By Laura Donnelly, Health Correspondent
Published: 9:00PM BST 12 Sep 2009
Doctors’ reports show that girls of 12 and 13 have experienced convulsions, fever and paralysis after being given the vaccine, which is now administered in schools as part of efforts to prevent women developing cancer.
Others suffered nausea, muscle weakness, dizziness and blurred vision, according to a special report drawn up by drug safety watchdogs.
A support group says it has received dozens of calls from parents who believe their daughters have been damaged by the vaccine.
The parents of one teenage girl given the jab last autumn believe it was to blame for repeated seizures which have left her with brain damage and psychosis.
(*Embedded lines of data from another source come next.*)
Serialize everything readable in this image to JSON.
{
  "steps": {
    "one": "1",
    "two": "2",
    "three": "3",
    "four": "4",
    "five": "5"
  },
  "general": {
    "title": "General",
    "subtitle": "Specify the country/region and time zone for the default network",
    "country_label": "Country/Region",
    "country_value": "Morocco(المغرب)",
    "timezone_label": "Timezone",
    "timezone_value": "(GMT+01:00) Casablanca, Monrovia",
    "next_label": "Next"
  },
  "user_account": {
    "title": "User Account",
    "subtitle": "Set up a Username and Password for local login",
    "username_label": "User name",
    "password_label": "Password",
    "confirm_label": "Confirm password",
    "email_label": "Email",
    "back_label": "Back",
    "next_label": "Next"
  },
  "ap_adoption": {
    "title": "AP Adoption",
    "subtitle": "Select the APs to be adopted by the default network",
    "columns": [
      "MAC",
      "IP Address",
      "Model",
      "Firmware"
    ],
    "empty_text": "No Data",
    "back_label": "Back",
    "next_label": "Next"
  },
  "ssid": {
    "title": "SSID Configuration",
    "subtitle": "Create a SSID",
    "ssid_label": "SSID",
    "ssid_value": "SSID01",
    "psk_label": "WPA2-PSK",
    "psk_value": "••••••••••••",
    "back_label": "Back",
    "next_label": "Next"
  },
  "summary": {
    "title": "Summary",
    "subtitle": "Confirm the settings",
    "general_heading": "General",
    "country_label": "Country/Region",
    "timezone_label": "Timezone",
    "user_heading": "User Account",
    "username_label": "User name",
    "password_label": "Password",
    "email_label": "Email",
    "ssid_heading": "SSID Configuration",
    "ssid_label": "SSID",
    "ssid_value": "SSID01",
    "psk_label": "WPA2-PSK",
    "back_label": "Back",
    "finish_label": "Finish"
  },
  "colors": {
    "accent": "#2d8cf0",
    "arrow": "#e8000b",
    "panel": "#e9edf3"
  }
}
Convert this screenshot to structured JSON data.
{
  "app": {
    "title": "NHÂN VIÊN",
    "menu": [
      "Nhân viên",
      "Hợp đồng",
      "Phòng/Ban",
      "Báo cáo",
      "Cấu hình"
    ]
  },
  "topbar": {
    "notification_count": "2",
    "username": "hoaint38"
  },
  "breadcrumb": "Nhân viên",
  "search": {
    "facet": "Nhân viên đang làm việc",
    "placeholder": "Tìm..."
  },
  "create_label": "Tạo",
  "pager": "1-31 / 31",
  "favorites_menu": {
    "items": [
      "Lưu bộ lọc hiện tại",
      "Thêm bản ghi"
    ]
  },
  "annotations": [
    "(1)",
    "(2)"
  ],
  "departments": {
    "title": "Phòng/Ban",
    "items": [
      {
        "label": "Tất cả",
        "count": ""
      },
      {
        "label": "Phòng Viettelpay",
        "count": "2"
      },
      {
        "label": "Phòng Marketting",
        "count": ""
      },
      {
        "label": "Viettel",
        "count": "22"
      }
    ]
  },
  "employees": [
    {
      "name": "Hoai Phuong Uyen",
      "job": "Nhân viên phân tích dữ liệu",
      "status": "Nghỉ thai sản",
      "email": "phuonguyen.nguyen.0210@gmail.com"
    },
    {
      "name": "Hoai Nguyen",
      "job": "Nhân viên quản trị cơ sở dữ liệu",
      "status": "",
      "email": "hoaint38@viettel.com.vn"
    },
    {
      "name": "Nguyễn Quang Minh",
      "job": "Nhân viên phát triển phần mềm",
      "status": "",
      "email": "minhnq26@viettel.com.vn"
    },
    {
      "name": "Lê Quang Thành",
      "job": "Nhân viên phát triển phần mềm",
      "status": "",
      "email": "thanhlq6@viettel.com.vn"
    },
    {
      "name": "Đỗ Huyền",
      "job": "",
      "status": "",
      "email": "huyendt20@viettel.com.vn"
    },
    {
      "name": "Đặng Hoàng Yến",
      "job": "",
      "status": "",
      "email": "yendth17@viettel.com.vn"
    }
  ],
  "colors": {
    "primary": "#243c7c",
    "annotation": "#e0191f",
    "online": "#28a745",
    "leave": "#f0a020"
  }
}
The immunisation programme for teenage girls is controversial because it protects them from the sexually transmitted human papillomavirus which causes 70 per cent of cervical tumours.
When the Government introduced the Cervarix vaccination programme last year, some campaigners dubbed it a “promiscuity jab”.
Campaigners and families said the new figures showed the vaccination should not have been introduced via a mass programme.
More than one million girls have already been given the jab, which is offered to all as they enter their teens.
Until 2011 it will also be administered to older girls, so that all female teens below the age of 18 will be covered by the programme.
Dated, yes – but still of concern….the real question is what are the numbers since then – and how and why has this campaign gone on for so long?